Tucked in the corner at the top of a flight of stairs at École Willows Elementary, artist Dorothy Jarvis translates images of old to a refurbished piano. At times floods of children pass through while on her panel aboriginal mothers tend to babies and make food.
Born and raised in Prince Rupert, Jarvis began oil painting rich B.C. history more than two decades ago. Her grandparents and mother were Tsimshian, from the Village of Port Simpson.
“I try to keep my family’s culture alive,” said Jarvis, of Tsimshian and Scottish descent. “I’m humbled to do it. It’s an honour to capture the images.”
She enjoys the work at Willows school, greeting kids each day, and is inspired by their keen interest in her work.
“As it’s progressing they stop and see what I’ve done today,” she said. “They’re so flattering.”
The top of the piano, the ‘canvas’ facing the sky will feature a totem pole of her father’s that she’s titling Going Back to the Earth as the traditional totems do.
“She is a very fine painter and she has a strong following for her work,” said arts laureate Barbara Adams.
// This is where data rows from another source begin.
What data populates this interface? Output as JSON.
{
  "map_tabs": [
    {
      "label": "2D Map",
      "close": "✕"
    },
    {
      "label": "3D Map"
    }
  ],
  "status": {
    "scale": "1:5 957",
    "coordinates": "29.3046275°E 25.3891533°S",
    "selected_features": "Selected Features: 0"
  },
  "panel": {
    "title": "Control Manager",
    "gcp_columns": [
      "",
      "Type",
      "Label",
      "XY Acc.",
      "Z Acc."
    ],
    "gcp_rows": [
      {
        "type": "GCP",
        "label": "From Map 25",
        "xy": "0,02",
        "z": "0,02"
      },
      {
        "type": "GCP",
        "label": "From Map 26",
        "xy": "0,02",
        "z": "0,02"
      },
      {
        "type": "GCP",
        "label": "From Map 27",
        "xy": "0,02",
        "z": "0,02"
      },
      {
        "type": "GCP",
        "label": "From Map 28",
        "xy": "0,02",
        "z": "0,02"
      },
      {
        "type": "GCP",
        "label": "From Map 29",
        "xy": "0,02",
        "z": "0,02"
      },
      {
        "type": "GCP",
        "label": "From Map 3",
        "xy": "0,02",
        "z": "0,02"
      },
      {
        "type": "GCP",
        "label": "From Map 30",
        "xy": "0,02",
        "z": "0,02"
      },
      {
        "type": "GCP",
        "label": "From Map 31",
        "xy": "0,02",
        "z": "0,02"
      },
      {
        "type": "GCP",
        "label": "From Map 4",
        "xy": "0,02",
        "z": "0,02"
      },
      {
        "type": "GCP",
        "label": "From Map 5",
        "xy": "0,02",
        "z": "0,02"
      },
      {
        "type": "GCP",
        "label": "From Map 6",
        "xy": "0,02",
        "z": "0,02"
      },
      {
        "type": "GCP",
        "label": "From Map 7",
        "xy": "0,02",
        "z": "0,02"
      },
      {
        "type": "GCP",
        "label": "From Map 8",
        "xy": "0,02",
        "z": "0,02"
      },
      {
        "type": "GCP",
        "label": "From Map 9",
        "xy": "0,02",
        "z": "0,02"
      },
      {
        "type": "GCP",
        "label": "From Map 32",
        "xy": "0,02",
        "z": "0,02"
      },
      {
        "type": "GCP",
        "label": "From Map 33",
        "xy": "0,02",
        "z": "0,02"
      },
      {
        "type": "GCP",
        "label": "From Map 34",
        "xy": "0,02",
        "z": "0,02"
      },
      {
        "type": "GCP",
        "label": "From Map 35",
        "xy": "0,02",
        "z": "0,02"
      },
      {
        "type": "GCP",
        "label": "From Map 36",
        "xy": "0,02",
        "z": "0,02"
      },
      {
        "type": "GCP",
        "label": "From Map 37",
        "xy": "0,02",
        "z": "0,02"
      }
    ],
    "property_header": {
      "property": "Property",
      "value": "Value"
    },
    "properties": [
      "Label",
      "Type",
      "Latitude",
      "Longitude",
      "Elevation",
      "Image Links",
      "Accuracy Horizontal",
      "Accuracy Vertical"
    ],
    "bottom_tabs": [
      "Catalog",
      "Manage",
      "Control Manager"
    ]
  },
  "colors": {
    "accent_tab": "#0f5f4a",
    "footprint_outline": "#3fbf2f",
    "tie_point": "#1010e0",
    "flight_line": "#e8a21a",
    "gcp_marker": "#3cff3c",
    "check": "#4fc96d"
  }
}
The piano is among four painted by local artists that return this summer for the public to play and enjoy.
“I’m happy to be painting. It’s nice to have my work someplace so totally different,” said Jarvis.
The Port Alberni artist is a frequent visitor to Victoria where Alcheringa Gallery carries her work.
“I travel to paint, I went back to Port Simpson,” she said. This summer she heads to Bamfield where she plans to paint the Huu-ay-aht territory in preparation for her October show at Alcheringa Gallery in Victoria.
The piano Oak Bay artist Robert Amos painted in 2014 that usually fills a corner in the lobby of Oak Bay municipal hall is joined this year by instruments painted by Jarvis, Jonathan Gleed and Peter Van Giesen. Pianos will be installed at Turkey Head, Loon Bay Park, Cattle Point and Estevan village for the public to play during the day.